Quorum for Bencher reviews: The Legal Profession Act contains no provisions permitting a Bencher review of a regulatory decision to continue if the Benchers lose quorum. The quorum for the Benchers is seven. Because of conflicts, disqualification rules and Bencher availability, it is often necessary to sit a bare quorum on reviews of discipline and credentials decisions.
If a Bencher reaches the end of his or her elected or appointed term, resigns (for example, upon being appointed to the Bench) or passes away before the conclusion of the review, the Benchers lose quorum and are unable to continue. The only option is to recommence the review at considerable cost and inconvenience, not only to the Law Society but to the lawyers and witnesses involved. It also results in a delay in resolving the complaint.
On three occasions in recent years, the Law Society has had to recommence a review. One involved a Lay Bencher who was not reappointed at the end her term. Another involved an elected Bencher whose term expired before the conclusion of the appeal. In the third case, the Benchers lost quorum when one member was appointed to the Bench. On two other occasions, when government-appointed Lay Benchers reached the end of their terms, the reviews were able to continue only because the government agreed to delay the appointment of new Lay Benchers until the two reviews were completed. This required the government to rescind the Order-in-Council making the appointments and then re-enact the Order-in-Council.
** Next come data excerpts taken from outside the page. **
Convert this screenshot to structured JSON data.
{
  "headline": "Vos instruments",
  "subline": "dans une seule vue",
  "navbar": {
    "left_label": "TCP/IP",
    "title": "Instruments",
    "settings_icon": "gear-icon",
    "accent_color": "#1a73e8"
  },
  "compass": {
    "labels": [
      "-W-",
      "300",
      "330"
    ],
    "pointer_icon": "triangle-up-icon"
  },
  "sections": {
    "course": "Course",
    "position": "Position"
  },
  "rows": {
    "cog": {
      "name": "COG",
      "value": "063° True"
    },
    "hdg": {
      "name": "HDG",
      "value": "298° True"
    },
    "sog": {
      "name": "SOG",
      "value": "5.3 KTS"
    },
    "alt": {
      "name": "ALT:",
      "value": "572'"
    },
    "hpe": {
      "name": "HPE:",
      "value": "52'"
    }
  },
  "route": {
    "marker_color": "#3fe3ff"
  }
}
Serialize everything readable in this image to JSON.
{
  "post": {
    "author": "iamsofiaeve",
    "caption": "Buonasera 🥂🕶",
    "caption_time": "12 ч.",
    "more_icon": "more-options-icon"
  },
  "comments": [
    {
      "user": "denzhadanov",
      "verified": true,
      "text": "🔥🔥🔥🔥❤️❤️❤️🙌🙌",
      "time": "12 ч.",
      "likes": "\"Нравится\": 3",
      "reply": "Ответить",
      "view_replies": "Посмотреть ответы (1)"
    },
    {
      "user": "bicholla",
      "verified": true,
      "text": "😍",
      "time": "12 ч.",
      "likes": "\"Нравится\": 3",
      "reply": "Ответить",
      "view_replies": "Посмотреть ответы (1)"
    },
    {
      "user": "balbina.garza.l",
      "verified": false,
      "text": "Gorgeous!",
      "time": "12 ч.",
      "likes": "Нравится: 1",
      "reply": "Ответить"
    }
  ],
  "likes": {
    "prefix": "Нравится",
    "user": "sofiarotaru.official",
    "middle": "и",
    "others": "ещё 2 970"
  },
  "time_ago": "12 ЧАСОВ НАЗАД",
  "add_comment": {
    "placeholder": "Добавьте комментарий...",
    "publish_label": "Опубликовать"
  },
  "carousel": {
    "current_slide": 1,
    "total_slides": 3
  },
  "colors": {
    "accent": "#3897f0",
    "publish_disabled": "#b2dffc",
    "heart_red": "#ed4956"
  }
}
The amendments will allow the Benchers to continue a review if they lose quorum provided at least five members remain.
Evidence outside BC: The amendments will also allow Law Society hearing panels to obtain evidence outside BC. As the practice of law becomes more inter-provincial and international, the Law Society encounters, and is likely to encounter more often, situations where it is necessary to obtain evidence outside the province in order to prosecute alleged discipline violations.
The amendments are part of Bill 33, Attorney General Statutes Amendment Act, 2007. In the normal course, the legislation should be proclaimed in force by the end of May.